The Democrats are carrying on as though there were an unbroken tradition, stretching back to the Founders, of using filibusters to require a 60-vote supermajority to confirm judges
National Review, May 23, 2005
The Democrats are carrying on as though there were an unbroken tradition, stretching back to the Founders, of using filibusters to require a 60-vote supermajority to confirm judges. Actually, the routine use of the filibuster traces back only to the moment they decided to do everything in their power to block President Bush from putting conservatives on appeals courts.
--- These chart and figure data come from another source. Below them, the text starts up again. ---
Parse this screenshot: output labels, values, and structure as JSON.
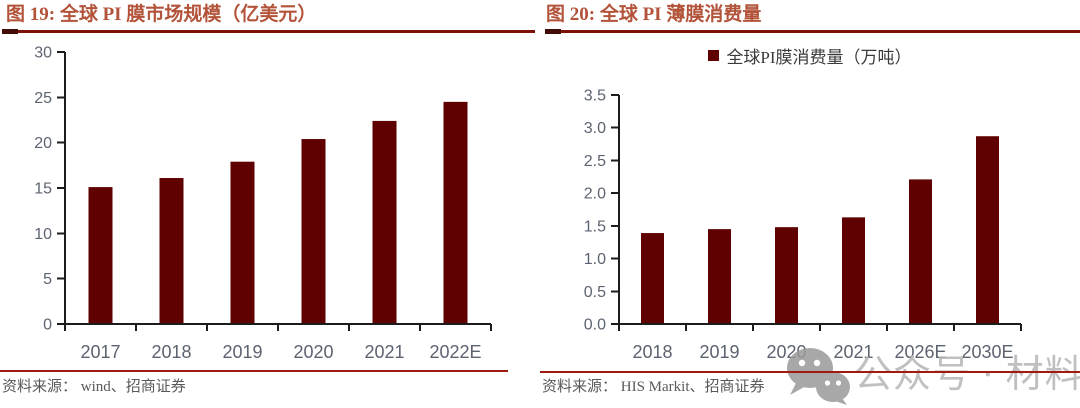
{
  "theme": {
    "bar_color": "#5E0100",
    "title_color": "#B2533A",
    "title_rule_color": "#7E100A",
    "rule_cap_color": "#430D07",
    "divider_color": "#9E1B10",
    "axis_color": "#1C1C1C",
    "tick_label_color": "#5C6370",
    "source_color": "#5A5858",
    "watermark_color": "#B6B6B6",
    "watermark_icon_color": "#9A9A9A"
  },
  "figures": [
    {
      "title": "图 19:  全球 PI 膜市场规模（亿美元）",
      "source": "资料来源：  wind、招商证券"
    },
    {
      "title": "图 20:  全球 PI 薄膜消费量",
      "legend": "全球PI膜消费量（万吨）",
      "source": "资料来源：  HIS Markit、招商证券"
    }
  ],
  "watermark": {
    "text": "公众号 · 材料圈",
    "icon": "wechat-icon"
  },
  "chart_data": [
    {
      "type": "bar",
      "title": "图 19: 全球 PI 膜市场规模（亿美元）",
      "categories": [
        "2017",
        "2018",
        "2019",
        "2020",
        "2021",
        "2022E"
      ],
      "values": [
        15.1,
        16.1,
        17.9,
        20.4,
        22.4,
        24.5
      ],
      "ylabel": "亿美元",
      "ylim": [
        0,
        30
      ],
      "yticks": [
        0,
        5,
        10,
        15,
        20,
        25,
        30
      ],
      "ytick_labels": [
        "0",
        "5",
        "10",
        "15",
        "20",
        "25",
        "30"
      ],
      "grid": false,
      "legend_position": "none",
      "source": "资料来源：wind、招商证券"
    },
    {
      "type": "bar",
      "title": "图 20: 全球 PI 薄膜消费量",
      "categories": [
        "2018",
        "2019",
        "2020",
        "2021",
        "2026E",
        "2030E"
      ],
      "values": [
        1.39,
        1.45,
        1.48,
        1.63,
        2.21,
        2.87
      ],
      "series_name": "全球PI膜消费量（万吨）",
      "ylabel": "万吨",
      "ylim": [
        0,
        3.5
      ],
      "yticks": [
        0.0,
        0.5,
        1.0,
        1.5,
        2.0,
        2.5,
        3.0,
        3.5
      ],
      "ytick_labels": [
        "0.0",
        "0.5",
        "1.0",
        "1.5",
        "2.0",
        "2.5",
        "3.0",
        "3.5"
      ],
      "grid": false,
      "legend_position": "top-center",
      "source": "资料来源：HIS Markit、招商证券"
    }
  ]
}
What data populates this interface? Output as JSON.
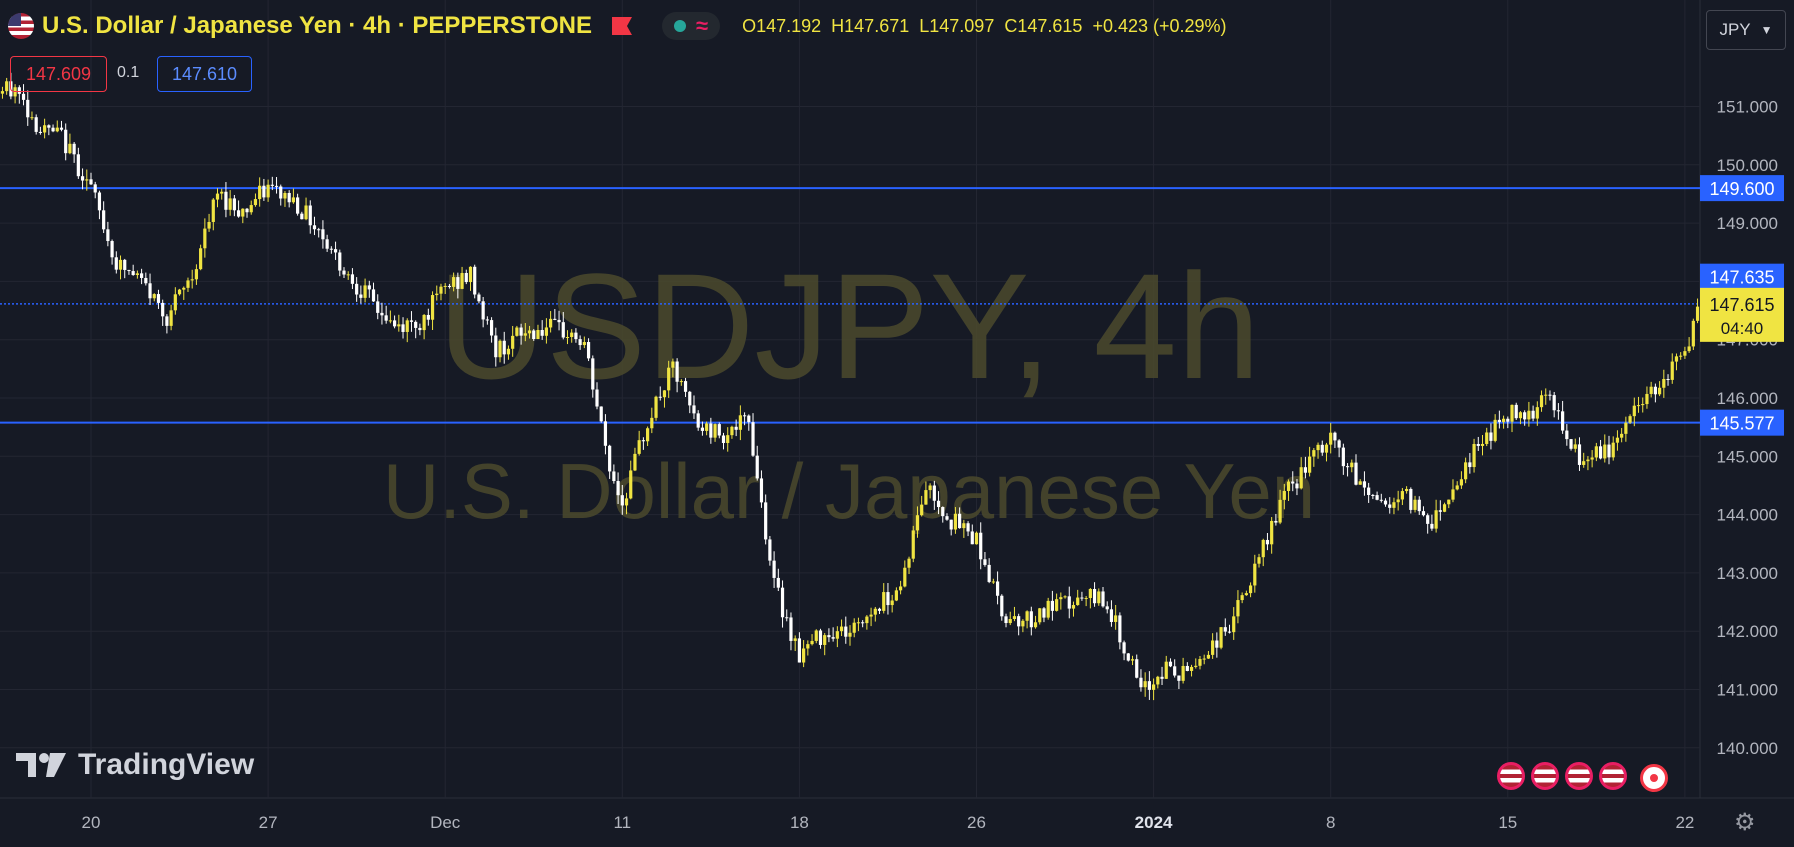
{
  "header": {
    "symbol_title": "U.S. Dollar / Japanese Yen · 4h · PEPPERSTONE",
    "ohlc": {
      "open": "O147.192",
      "high": "H147.671",
      "low": "L147.097",
      "close": "C147.615",
      "change": "+0.423 (+0.29%)"
    },
    "accent_color": "#f0e442"
  },
  "trade": {
    "sell_price": "147.609",
    "spread": "0.1",
    "buy_price": "147.610"
  },
  "currency_button": "JPY",
  "watermark": {
    "line1": "USDJPY, 4h",
    "line2": "U.S. Dollar / Japanese Yen"
  },
  "brand": "TradingView",
  "chart_data": {
    "type": "candlestick",
    "timeframe": "4h",
    "y_ticks": [
      "151.000",
      "150.000",
      "149.000",
      "148.000",
      "147.000",
      "146.000",
      "145.000",
      "144.000",
      "143.000",
      "142.000",
      "141.000",
      "140.000"
    ],
    "x_ticks": [
      "20",
      "27",
      "Dec",
      "11",
      "18",
      "26",
      "2024",
      "8",
      "15",
      "22"
    ],
    "ylim": [
      139.2,
      152.7
    ],
    "horizontal_lines": [
      {
        "label": "149.600",
        "value": 149.6,
        "color": "#2962ff"
      },
      {
        "label": "145.577",
        "value": 145.577,
        "color": "#2962ff"
      }
    ],
    "last_price": {
      "label": "147.615",
      "value": 147.615,
      "countdown": "04:40"
    },
    "ask_price": {
      "label": "147.635",
      "value": 147.635
    },
    "close_path": [
      {
        "d": -4.5,
        "c": 150.4
      },
      {
        "d": -4.0,
        "c": 151.2
      },
      {
        "d": -3.0,
        "c": 151.3
      },
      {
        "d": -2.0,
        "c": 150.6
      },
      {
        "d": -1.2,
        "c": 150.5
      },
      {
        "d": 0,
        "c": 149.6
      },
      {
        "d": 1,
        "c": 148.3
      },
      {
        "d": 2,
        "c": 148.0
      },
      {
        "d": 3,
        "c": 147.4
      },
      {
        "d": 4,
        "c": 148.1
      },
      {
        "d": 5,
        "c": 149.5
      },
      {
        "d": 6,
        "c": 149.2
      },
      {
        "d": 7,
        "c": 149.6
      },
      {
        "d": 8,
        "c": 149.4
      },
      {
        "d": 9,
        "c": 148.9
      },
      {
        "d": 10,
        "c": 148.2
      },
      {
        "d": 11,
        "c": 147.7
      },
      {
        "d": 12,
        "c": 147.2
      },
      {
        "d": 13,
        "c": 147.3
      },
      {
        "d": 14,
        "c": 147.9
      },
      {
        "d": 15,
        "c": 148.1
      },
      {
        "d": 16,
        "c": 146.8
      },
      {
        "d": 17,
        "c": 147.1
      },
      {
        "d": 18,
        "c": 147.2
      },
      {
        "d": 19,
        "c": 147.1
      },
      {
        "d": 19.5,
        "c": 146.9
      },
      {
        "d": 20.5,
        "c": 144.8
      },
      {
        "d": 21,
        "c": 144.2
      },
      {
        "d": 22,
        "c": 145.6
      },
      {
        "d": 23,
        "c": 146.5
      },
      {
        "d": 24,
        "c": 145.5
      },
      {
        "d": 25,
        "c": 145.4
      },
      {
        "d": 26,
        "c": 145.6
      },
      {
        "d": 27,
        "c": 142.8
      },
      {
        "d": 28,
        "c": 141.6
      },
      {
        "d": 29,
        "c": 142.0
      },
      {
        "d": 30,
        "c": 142.0
      },
      {
        "d": 31,
        "c": 142.4
      },
      {
        "d": 32,
        "c": 142.8
      },
      {
        "d": 33,
        "c": 144.5
      },
      {
        "d": 34,
        "c": 143.9
      },
      {
        "d": 35,
        "c": 143.6
      },
      {
        "d": 36,
        "c": 142.3
      },
      {
        "d": 37,
        "c": 142.2
      },
      {
        "d": 38,
        "c": 142.4
      },
      {
        "d": 39,
        "c": 142.5
      },
      {
        "d": 40,
        "c": 142.6
      },
      {
        "d": 41,
        "c": 141.6
      },
      {
        "d": 41.5,
        "c": 140.9
      },
      {
        "d": 42.5,
        "c": 141.4
      },
      {
        "d": 43,
        "c": 141.2
      },
      {
        "d": 44,
        "c": 141.6
      },
      {
        "d": 45,
        "c": 142.1
      },
      {
        "d": 46,
        "c": 143.0
      },
      {
        "d": 47,
        "c": 144.2
      },
      {
        "d": 48,
        "c": 144.8
      },
      {
        "d": 49,
        "c": 145.3
      },
      {
        "d": 50,
        "c": 144.6
      },
      {
        "d": 51,
        "c": 144.2
      },
      {
        "d": 52,
        "c": 144.3
      },
      {
        "d": 53,
        "c": 143.9
      },
      {
        "d": 54,
        "c": 144.6
      },
      {
        "d": 55,
        "c": 145.3
      },
      {
        "d": 56,
        "c": 145.7
      },
      {
        "d": 57,
        "c": 145.8
      },
      {
        "d": 57.5,
        "c": 146.2
      },
      {
        "d": 58.5,
        "c": 145.1
      },
      {
        "d": 59,
        "c": 144.9
      },
      {
        "d": 60,
        "c": 145.1
      },
      {
        "d": 61,
        "c": 145.8
      },
      {
        "d": 62,
        "c": 146.3
      },
      {
        "d": 63,
        "c": 146.8
      },
      {
        "d": 63.6,
        "c": 147.6
      }
    ]
  }
}
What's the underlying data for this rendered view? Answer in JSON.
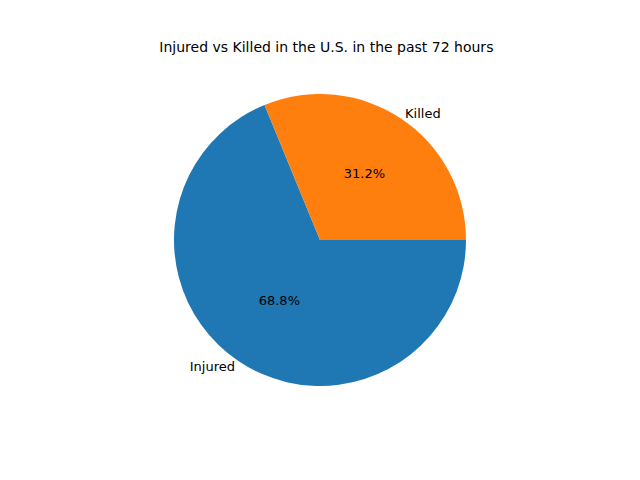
{
  "chart_data": {
    "type": "pie",
    "title": "Injured vs Killed in the U.S. in the past 72 hours",
    "categories": [
      "Injured",
      "Killed"
    ],
    "values": [
      68.8,
      31.2
    ],
    "value_labels": [
      "68.8%",
      "31.2%"
    ],
    "colors": [
      "#1f77b4",
      "#ff7f0e"
    ],
    "data_labels": true
  }
}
The Democrats have been successful: Bush has gotten a historically low percentage of his appeals-court nominees confirmed. A simple majority of the Senate can change the rules to prevent this abuse. We suspect that the Democrats' campaign of filibusters would come to a natural end even without a formal change in the rules, because the public would expect a Supreme Court nominee to get an up-or-down vote. But Senate Republican leaders seem to think that the risk of letting the filibusters continue is unacceptable, and they have staked their credibility on passing a rules change. The Democrats will complain that ending the filibusters of judges will diminish the rights of the minority party. But those "rights" are a matter of give-and-take in the Senate, and it is their own contumacy that has endangered them. If they want to block Bush's judges, the Democrats will just have to do it the old-fashioned way: by electing more senators.